Again, the tradeoff is this makes quite a few constraints on your system design. They're all constraints that are long-term better if you're running at a large enough scale, but it's not clear the benefits are worth it for very small projects. I prefer running three-node database clusters on stateful machines, for instance - but the stateless web applications on top can certainly live in Kubernetes, there's no sense caring about "oh we used to run a2enmod but our current playbook doesn't run a2dismod so half our machines have this module by mistake" or whatever.
It is common to have significant logic and complexity in the configuration management manifests, but I'd argue that it's possible to move most of that to packaging and have your configuration management just be "package state latest, service state restarted."
Sure, the steps are things like "if X hasn't been done yet, do it." That means it's idempotent imperative code.

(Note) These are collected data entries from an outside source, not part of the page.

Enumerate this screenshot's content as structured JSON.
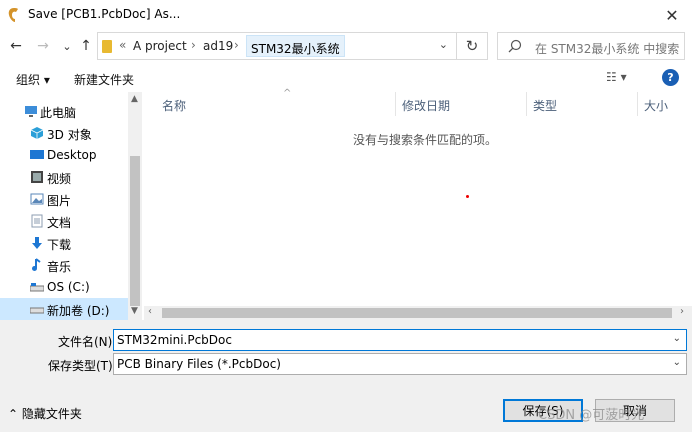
{
  "window": {
    "title": "Save [PCB1.PcbDoc] As...",
    "close_glyph": "✕"
  },
  "nav": {
    "back": "←",
    "forward": "→",
    "recent": "⌄",
    "up": "↑",
    "address": {
      "overflow": "«",
      "crumbs": [
        "A project",
        "ad19"
      ],
      "separator": "›",
      "current": "STM32最小系统",
      "dropdown": "⌄"
    },
    "refresh": "↻",
    "search_placeholder": "在 STM32最小系统 中搜索"
  },
  "toolbar": {
    "organize": "组织 ▾",
    "new_folder": "新建文件夹",
    "view": "☷ ▾",
    "help": "?"
  },
  "sidebar": {
    "items": [
      {
        "label": "此电脑",
        "icon": "computer-icon",
        "color": "#3c8dd9"
      },
      {
        "label": "3D 对象",
        "icon": "3d-objects-icon",
        "color": "#2b9fd8"
      },
      {
        "label": "Desktop",
        "icon": "desktop-icon",
        "color": "#1e77d3"
      },
      {
        "label": "视频",
        "icon": "video-icon",
        "color": "#444444"
      },
      {
        "label": "图片",
        "icon": "pictures-icon",
        "color": "#5a87b8"
      },
      {
        "label": "文档",
        "icon": "documents-icon",
        "color": "#8c9db2"
      },
      {
        "label": "下载",
        "icon": "downloads-icon",
        "color": "#1e77d3"
      },
      {
        "label": "音乐",
        "icon": "music-icon",
        "color": "#1e77d3"
      },
      {
        "label": "OS (C:)",
        "icon": "drive-c-icon",
        "color": "#777777"
      },
      {
        "label": "新加卷 (D:)",
        "icon": "drive-d-icon",
        "color": "#777777"
      }
    ]
  },
  "filelist": {
    "columns": [
      "名称",
      "修改日期",
      "类型",
      "大小"
    ],
    "empty_message": "没有与搜索条件匹配的项。"
  },
  "form": {
    "filename_label": "文件名(N):",
    "filename_value": "STM32mini.PcbDoc",
    "filetype_label": "保存类型(T):",
    "filetype_value": "PCB Binary Files (*.PcbDoc)",
    "hide_folders": "⌃ 隐藏文件夹",
    "save": "保存(S)",
    "cancel": "取消"
  },
  "watermark": "CSDN @可菠时光"
}
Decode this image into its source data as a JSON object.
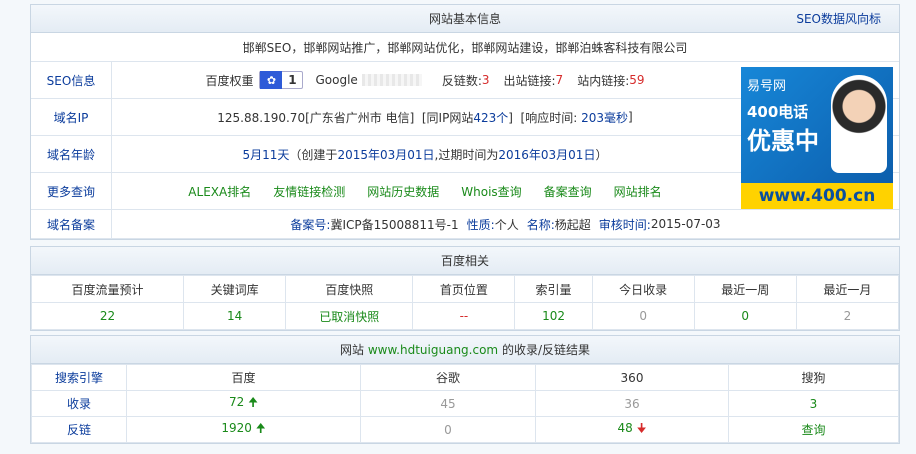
{
  "basic": {
    "title": "网站基本信息",
    "seo_link": "SEO数据风向标",
    "description": "邯郸SEO，邯郸网站推广，邯郸网站优化，邯郸网站建设，邯郸泊蛛客科技有限公司",
    "seo_info": {
      "label": "SEO信息",
      "baidu_weight_label": "百度权重",
      "baidu_weight_value": "1",
      "google_label": "Google",
      "backlinks_label": "反链数:",
      "backlinks_value": "3",
      "outlinks_label": "出站链接:",
      "outlinks_value": "7",
      "inlinks_label": "站内链接:",
      "inlinks_value": "59"
    },
    "ip": {
      "label": "域名IP",
      "text1": "125.88.190.70[广东省广州市 电信]  [同IP网站",
      "same_ip_count": "423个",
      "text2": "]  [响应时间: ",
      "response": "203毫秒",
      "text3": "]"
    },
    "age": {
      "label": "域名年龄",
      "age": "5月11天",
      "text1": "（创建于",
      "created": "2015年03月01日",
      "text2": ",过期时间为",
      "expires": "2016年03月01日",
      "text3": "）"
    },
    "more": {
      "label": "更多查询",
      "links": [
        "ALEXA排名",
        "友情链接检测",
        "网站历史数据",
        "Whois查询",
        "备案查询",
        "网站排名"
      ]
    },
    "icp": {
      "label": "域名备案",
      "no_label": "备案号:",
      "no_value": "冀ICP备15008811号-1",
      "nature_label": "性质:",
      "nature_value": "个人",
      "name_label": "名称:",
      "name_value": "杨起超",
      "review_label": "审核时间:",
      "review_value": "2015-07-03"
    },
    "ad": {
      "brand": "易号网",
      "phone": "400电话",
      "promo": "优惠中",
      "url": "www.400.cn"
    }
  },
  "baidu": {
    "title": "百度相关",
    "headers": [
      "百度流量预计",
      "关键词库",
      "百度快照",
      "首页位置",
      "索引量",
      "今日收录",
      "最近一周",
      "最近一月"
    ],
    "values": [
      "22",
      "14",
      "已取消快照",
      "--",
      "102",
      "0",
      "0",
      "2"
    ]
  },
  "results": {
    "title_prefix": "网站",
    "domain": "www.hdtuiguang.com",
    "title_suffix": "的收录/反链结果",
    "headers": [
      "搜索引擎",
      "百度",
      "谷歌",
      "360",
      "搜狗"
    ],
    "rows": [
      {
        "label": "收录",
        "values": [
          "72",
          "45",
          "36",
          "3"
        ]
      },
      {
        "label": "反链",
        "values": [
          "1920",
          "0",
          "48",
          "查询"
        ]
      }
    ]
  },
  "colors": {
    "link_blue": "#0b3c9c",
    "green": "#1a8a1a",
    "red": "#d62b2b",
    "gray": "#999999"
  }
}
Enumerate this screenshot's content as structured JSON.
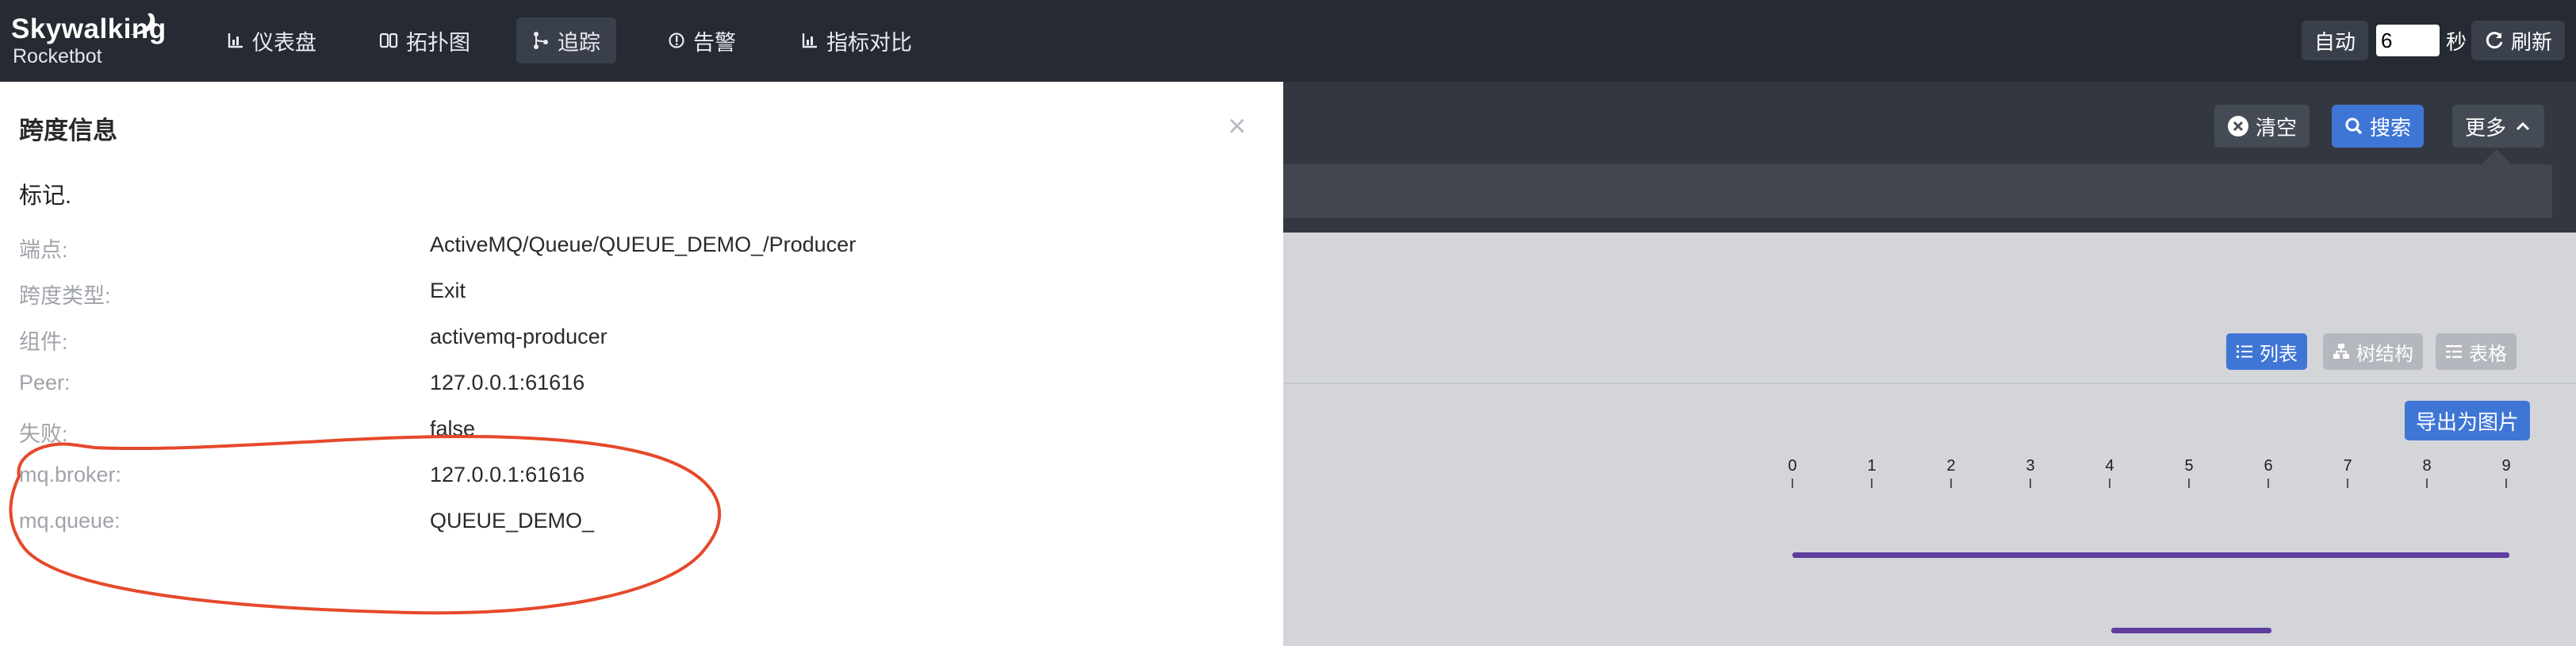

It doesn't mean it's declarative.
CFEngine is slightly less imperative, but when I was doing heavy CFEngine work I had a printout on my cubicle wall of the "normal ordering" because it was extremely relevant that CFEngine ran each step in a specific order and looped over that order until it converged, and I cared about things like whether a files promise or packages promise executed first so I could depend on one in the other.
Kubernetes - largely because it insists you use containers - doesn't have any concept of "steps". You tell it what you want your deployment to look like and it makes it happen. You simply do not have the ability to say, install this package, then edit this config file, then start this service, then start these five clients. It does make it harder to lift an existing design onto Kubernetes, but it means the result is much more robust. (For some of these things, you can use Dockerfiles, which are in fact imperative steps - but once a build has happened you use the image as an artifact. For other things, you're expected to write your systems so that the order between steps doesn't matter, which is quite a big thing to ask, but it is the only manageable way to automate large-scale deployments. On the flip side, it's overkill for scale-of-one tasks like setting up your development environment on a new laptop.)